Optimal timing for withdrawing emicizumab in AHA is unclear. In the GTH-AHA-EMI study, most patients were maintained on treatment for longer than 12 weeks, ranging up to 108 weeks. The risk of bleeding in AHA remains somewhat elevated even after FVIII has recovered into the range of 30 to 50 IU/dL,3 levels at which the prophylactic efficacy of emicizumab is unknown. Schimansky et al stress that inhibitor eradication remains a critical therapeutic goal in AHA. This advice is sound in principle, but in selected patients long-term emicizumab prophylaxis with indefinite deferral of IST may be justifiable to enhance quality of life and avoid bleed-related hospital admissions. This option may be considered for patients in whom the risks of IST are judged to exceed those of breakthrough bleeding and in those with limited life expectancy, including patients with advanced cancer or selected chronic diseases. Deferral of IST may also benefit patients in whom spontaneous remission is considered more likely to occur, such as those with low-titer inhibitors or postpartum cases, sparing them unnecessary IST. Six patients in GTH-AHA-EMI had spontaneous remission before week 24; it is possible that additional patients would have achieved this status if IST had been withheld longer.

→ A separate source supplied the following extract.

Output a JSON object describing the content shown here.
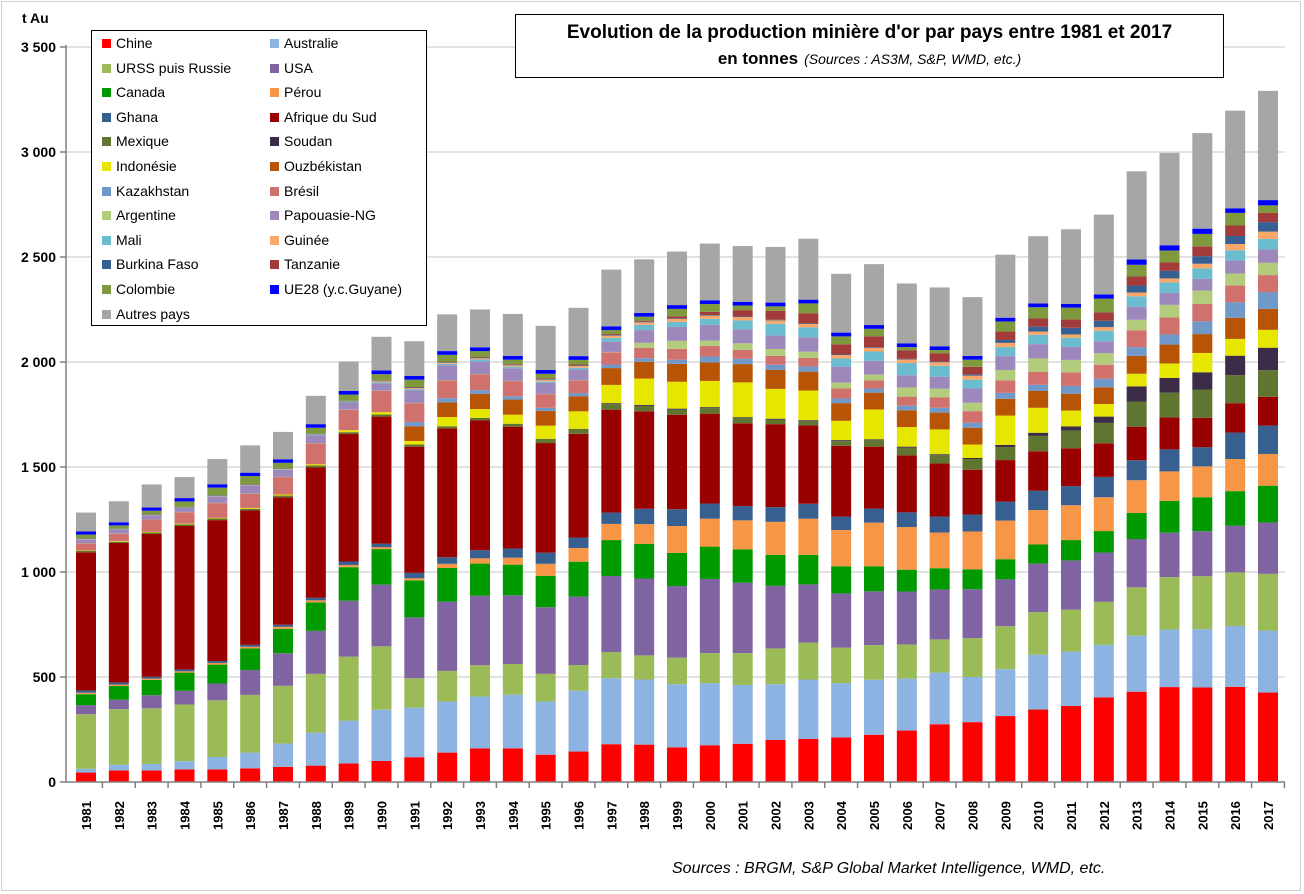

Emicizumab prophylaxis and deferral of IST in AHA have consequences including greater cost, the need for treatment of breakthrough bleeds, patient anxiety around bleeding risk, and the need for continued access to specialized medical care. There will also be increased risks associated with trauma or surgery in the presence of persistent FVIII inhibitors, although recombinant porcine FVIII concentrate provides an additional option for control of bleeding in many patients who require hemostatic therapy.
As Schimansky et al state, emicizumab is changing clinical practice in AHA, in no small part as a result of their own work in the field. This study makes a valuable contribution to the evolving approach to managing this rare but life-threatening disease. The questions raised by this new strategy will likely be revisited when the more potent FVIII-mimetic agents currently in clinical trials enter clinical practice.9
Conflict-of-interest disclosure: The authors declare no competing financial interests.